No podemos dejar de mencionar un debate que la realidad nos ha impuesto: la inmigración. Un debate que se acomete muchas veces sin rigor: con cifras falsas, sin perspectiva histórica, sin el coraje y la humanidad necesaria para reconocer la vergüenza de unas políticas migratorias que, además de inmorales, son ineficaces. Es un debate que nos obliga a salir de la tibieza y la falsa estabilidad, a priorizar y, por tanto, nos conduce a dibujarnos como civilización. Incluso dentro del Feminismo, es imprescindible revisar las fronteras e incluir las realidades de estas otras hermanas. Estamos lejos de teclear en masa #TodassomostemporerasdeHuelva.

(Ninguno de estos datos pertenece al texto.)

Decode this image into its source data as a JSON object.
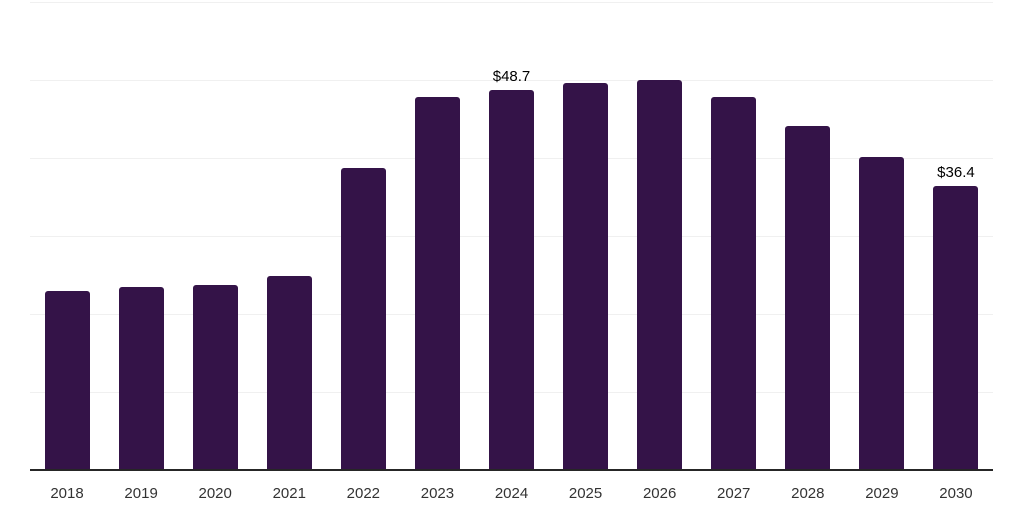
{
  "chart_data": {
    "type": "bar",
    "title": "",
    "xlabel": "",
    "ylabel": "",
    "categories": [
      "2018",
      "2019",
      "2020",
      "2021",
      "2022",
      "2023",
      "2024",
      "2025",
      "2026",
      "2027",
      "2028",
      "2029",
      "2030"
    ],
    "values": [
      22.9,
      23.4,
      23.7,
      24.9,
      38.7,
      47.8,
      48.7,
      49.6,
      50.0,
      47.8,
      44.1,
      40.1,
      36.4
    ],
    "data_labels": [
      null,
      null,
      null,
      null,
      null,
      null,
      "$48.7",
      null,
      null,
      null,
      null,
      null,
      "$36.4"
    ],
    "ylim": [
      0,
      60
    ],
    "gridline_interval": 10,
    "grid": true,
    "legend": "none",
    "y_tick_labels_shown": false,
    "colors": {
      "bar": "#341348",
      "gridline": "#f0f0f0",
      "axis_line": "#262626",
      "tick_label": "#333333",
      "data_label": "#000000",
      "background": "#ffffff"
    }
  }
}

Nos cuesta reivindicar con contundencia la ratificación del 189 de la OIT, que equipararía los derechos de las trabajadoras domésticas, un sector formado fundamentalmente por mujeres inmigrantes, al resto de personas trabajadoras. Y la fosa común en la que se ha convertido el Mediterráneo, donde yacen miles de mujeres que huyen de la pobreza y miles de hijos e hijas de mujeres, es un abismo sobre el que se sostienen ciertos privilegios que todavía no hemos logrado saltar. Obviamos que muchas mujeres que logran cruzar cielos y fronteras han convertido la violencia sexual en una estrategia de lucha, como bien explica Helena Maleno, -perseguida por salvar vidas-, que las refugiadas que esperan nuestra solidaridad en campos inhumanos utilizan pañales por las noches para no tener que ir al baño ante el riesgo de ser violadas o que las niñas son vendidas en las fronteras para contraer matrimonio con señores mayores a cambio de dinero para sus familias.

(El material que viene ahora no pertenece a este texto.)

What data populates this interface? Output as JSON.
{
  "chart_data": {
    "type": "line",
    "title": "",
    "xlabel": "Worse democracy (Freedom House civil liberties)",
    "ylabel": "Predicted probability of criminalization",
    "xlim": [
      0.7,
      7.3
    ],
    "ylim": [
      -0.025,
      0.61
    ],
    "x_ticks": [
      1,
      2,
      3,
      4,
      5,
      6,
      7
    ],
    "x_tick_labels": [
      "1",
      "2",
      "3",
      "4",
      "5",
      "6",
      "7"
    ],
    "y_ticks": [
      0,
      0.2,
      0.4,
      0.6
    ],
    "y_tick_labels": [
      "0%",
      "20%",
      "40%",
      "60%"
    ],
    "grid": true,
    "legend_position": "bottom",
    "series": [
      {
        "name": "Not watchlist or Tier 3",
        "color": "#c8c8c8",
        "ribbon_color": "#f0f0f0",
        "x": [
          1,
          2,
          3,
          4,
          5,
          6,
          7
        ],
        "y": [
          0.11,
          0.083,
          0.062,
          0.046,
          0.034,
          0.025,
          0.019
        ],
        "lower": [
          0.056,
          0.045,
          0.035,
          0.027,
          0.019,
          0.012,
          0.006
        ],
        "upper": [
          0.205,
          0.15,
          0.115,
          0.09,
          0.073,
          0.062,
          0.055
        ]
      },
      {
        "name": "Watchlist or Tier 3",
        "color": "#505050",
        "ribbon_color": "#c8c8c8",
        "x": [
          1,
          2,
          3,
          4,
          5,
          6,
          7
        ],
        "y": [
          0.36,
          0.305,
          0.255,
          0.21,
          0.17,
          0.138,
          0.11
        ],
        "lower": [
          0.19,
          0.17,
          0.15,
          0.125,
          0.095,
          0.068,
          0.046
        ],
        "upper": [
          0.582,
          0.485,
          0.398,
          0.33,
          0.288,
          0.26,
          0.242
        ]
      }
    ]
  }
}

Hay organizaciones trabajando mucho y bien. Hay personas que construyen. Hacerlo en un mundo de éxitos efímeros, que da credibilidad y volumen al oportunismo, es para celebrar. Por ello nuestras fuentes siempre son quienes luchan contra la justicia patriarcal, contra la utilización del dolor para pedir que aumenten las penas y se justifique la venganza, contra la normalización del maltrato cotidiano, la discriminación y la violencia. Son quienes construyen otros modelos de hacer. Las que apuestan por la sororidad y la coherencia, como las compañeras que lograron sacar adelante la financiación del proyecto ‘Por Todas’, con Magda Bandera a la cabeza, con el que pretenden hacer un seguimiento en profundidad de los asesinatos de 55 mujeres por violencia de género en 2014 y explicar la dimensión estructural de esta violencia.

Gracias a nuestras fuentes. A nuestras lectoras. A nuestras colaboradoras. A las estudiantes que participan en los talleres que AMECO impulsa desde su Escuela de Comunicación de Género e Inclusiva y a quienes hacen prácticas en AmecoPress. A quienes trabajan para que este proyecto se sostenga y fortalezca. A nuestras lectoras. A las que no están. Gracias a todas.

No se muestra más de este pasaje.